Dopo un iniziale rifiuto da parte del premier, al quale era seguita la minaccia di Danko di mettere la questione al voto del parlamento, il governo ha fatto sapere di aver messo al sicuro i militari nazionali fuori dai confini iracheni.
Instabilità alle porte
La non esaltante campagna elettorale sta entrando nel vivo e ancora non sembrano esserci vincitori. Destino simile potrebbe avere l’esito del voto, al quale parteciperanno addirittura 25 diverse formazioni politiche.
Attualmente, i 3 partiti al governo collezionerebbero circa il 30% dei consensi, meno del 43% ottenuto nel 2016, che non basterebbe perciò alla formazione di una nuova maggioranza parlamentare.
Anche le opposizioni rischiano di non avere i numeri per dar vita a un governo di svolta: i partiti vicini all’attuale presidente Čaputová e all’ex presidente Kiska potrebbero fermarsi al 25% dei voti validi e sarebbero costretti a cercare seggi tra le numerosissime formazioni di centro e centro-destra che gravitano intorno al 6-7% delle preferenze.
Molti scranni parlamentari saranno invece assegnati all’estrema destra di Marian Kotleba (LSNS), che difficilmente prenderà parte a qualsivoglia coalizione di governo.
Sebbene molti partiti di opposizione abbiano firmato un patto con il quale si promettono di non scendere a compromessi con il partito socialdemocratico di Robert Fico e di non entrare in un suo eventuale governo, non esiste un reale accordo pre-elettorale per unire le liste.

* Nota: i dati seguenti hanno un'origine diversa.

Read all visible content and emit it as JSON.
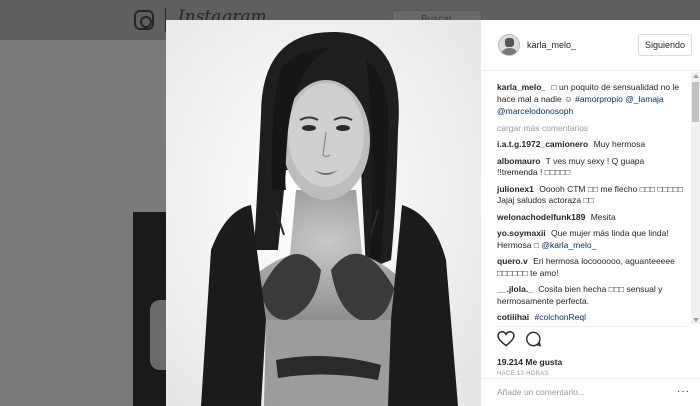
{
  "background": {
    "wordmark": "Instagram",
    "search_placeholder": "Buscar"
  },
  "post": {
    "username": "karla_melo_",
    "follow_label": "Siguiendo",
    "caption": {
      "user": "karla_melo_",
      "text": "□ un poquito de sensualidad no le hace mal a nadie ☺",
      "hashtag": "#amorpropio",
      "mention1": "@_lamaja",
      "mention2": "@marcelodonosoph"
    },
    "load_more": "cargar más comentarios",
    "comments": [
      {
        "user": "i.a.t.g.1972_camionero",
        "text": "Muy hermosa"
      },
      {
        "user": "albomauro",
        "text": "T ves muy sexy ! Q guapa !!tremenda ! □□□□□"
      },
      {
        "user": "julionex1",
        "text": "Ooooh CTM □□ me flecho □□□ □□□□□ Jajaj saludos actoraza □□"
      },
      {
        "user": "welonachodelfunk189",
        "text": "Mesita"
      },
      {
        "user": "yo.soymaxii",
        "text": "Que mujer más linda que linda! Hermosa □",
        "mention": "@karla_melo_"
      },
      {
        "user": "quero.v",
        "text": "Eri hermosa locoooooo, aguanteeeee □□□□□□ te amo!"
      },
      {
        "user": "__.jlola._",
        "text": "Cosita bien hecha □□□ sensual y hermosamente perfecta."
      },
      {
        "user": "cotiiihai",
        "text": "",
        "hashtag": "#colchonReql"
      }
    ],
    "likes": "19.214 Me gusta",
    "time": "HACE 13 HORAS",
    "add_comment_placeholder": "Añade un comentario...",
    "more_label": "···"
  }
}
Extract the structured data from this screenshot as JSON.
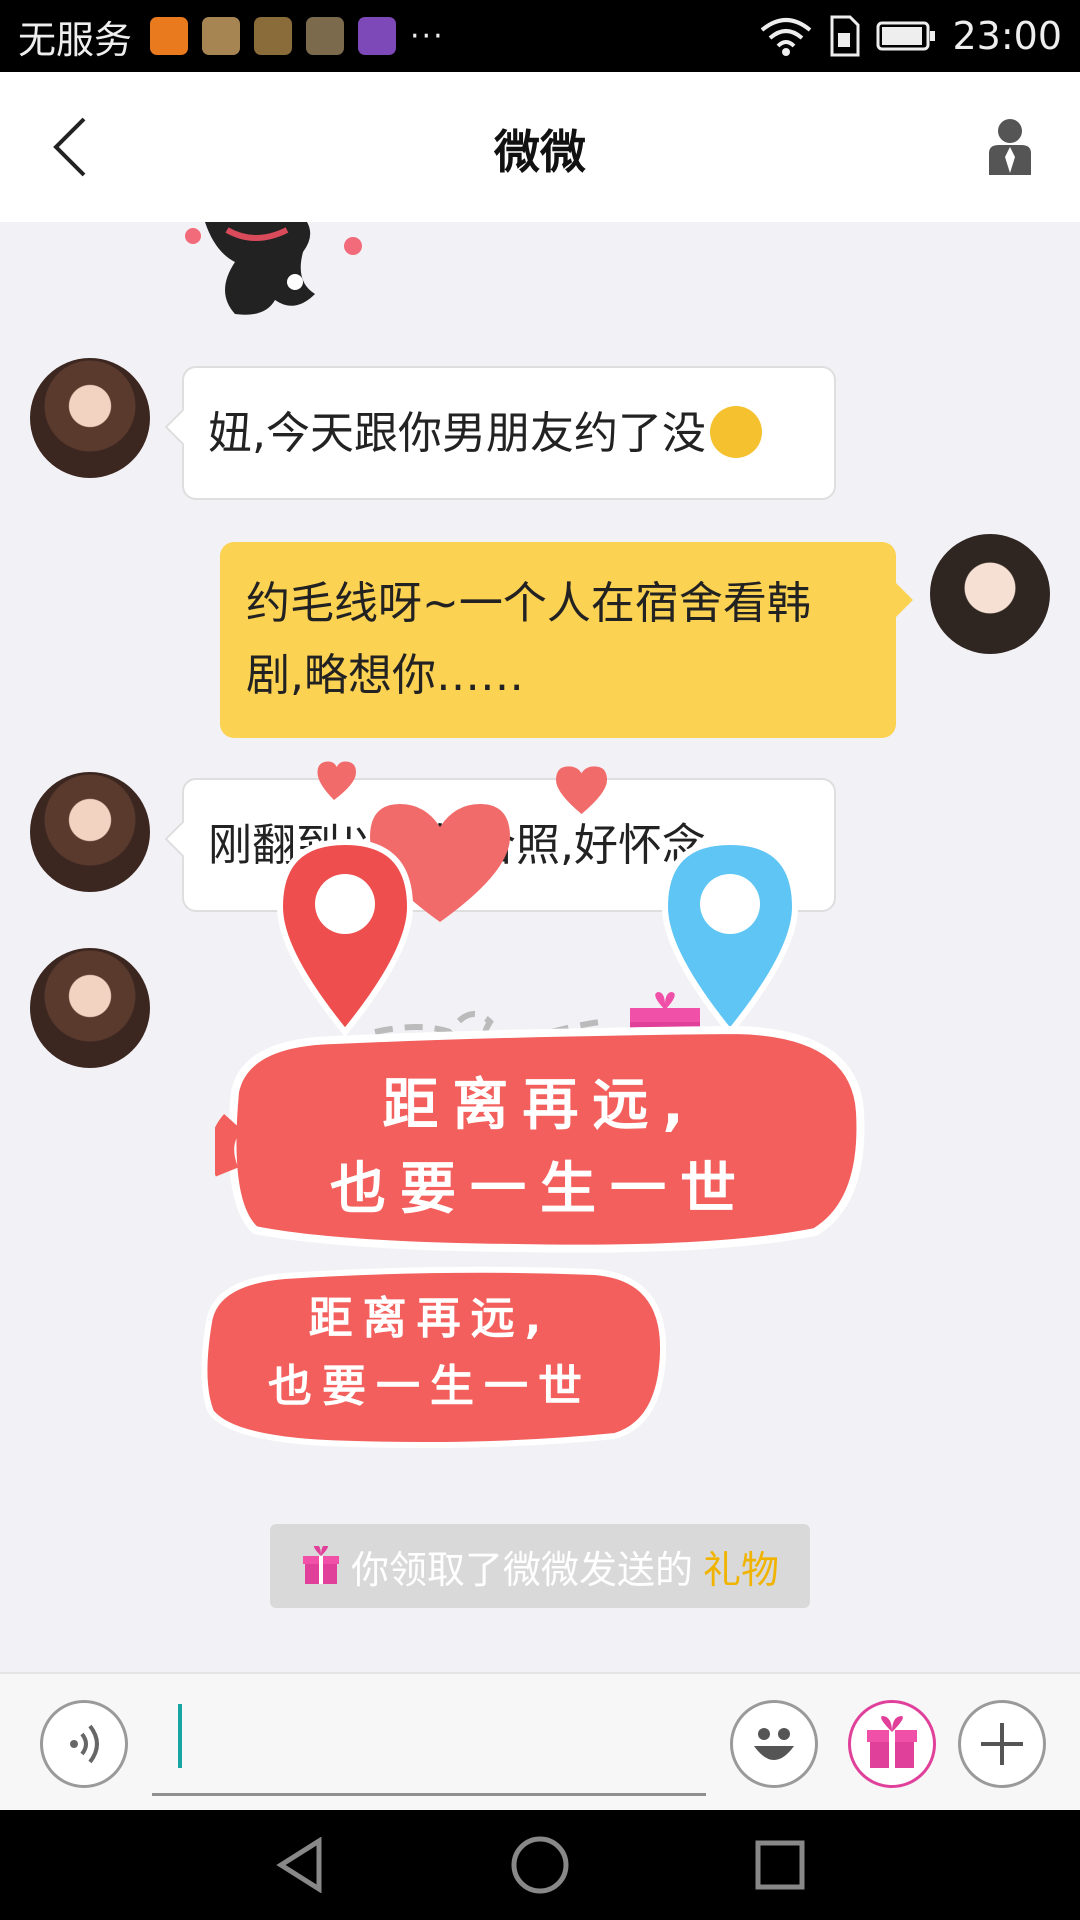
{
  "status_bar": {
    "carrier": "无服务",
    "more": "···",
    "time": "23:00"
  },
  "header": {
    "title": "微微"
  },
  "messages": [
    {
      "from": "微微",
      "text": "妞,今天跟你男朋友约了没"
    },
    {
      "from": "me",
      "line1": "约毛线呀~一个人在宿舍看韩",
      "line2": "剧,略想你……"
    },
    {
      "from": "微微",
      "text": "刚翻到以前的合照,好怀念"
    }
  ],
  "sticker": {
    "gift_open": "开",
    "main_line1": "距离再远,",
    "main_line2": "也要一生一世",
    "small_line1": "距离再远,",
    "small_line2": "也要一生一世"
  },
  "notice": {
    "text": "你领取了微微发送的",
    "highlight": "礼物"
  },
  "input": {
    "placeholder": ""
  },
  "colors": {
    "accent_yellow": "#fcd252",
    "sticker_red": "#f25f5c",
    "pin_red": "#ef4e4e",
    "pin_blue": "#5ec5f5",
    "gift_pink": "#e0409a",
    "highlight": "#f0b400"
  }
}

La loro interpretazione politica anti-Fico e anti-socialdemocratica potrà attirare i voti dei cittadini desiderosi di un cambiamento e potrà far perdere le elezioni all’ex premier, ma non attribuisce automaticamente credibilità alla loro proposta politica. Una frammentazione eccessiva che si tiene in piedi solamente in chiave anti-governativa, ma che agli occhi dei cittadini slovacchi è ben lontana dal rappresentare una reale soluzione politica.
La sfida che le forze di opposizione dovranno affrontare da qui al voto non sarà solamente la necessità di sconfiggere Fico e di arginare l’avanzata dell’estrema destra, ma riguarderà il tentativo di convincere i cittadini che un’eterogenea coalizione di innumerevoli partitini può essere la soluzione migliore per il paese. Ci riusciranno?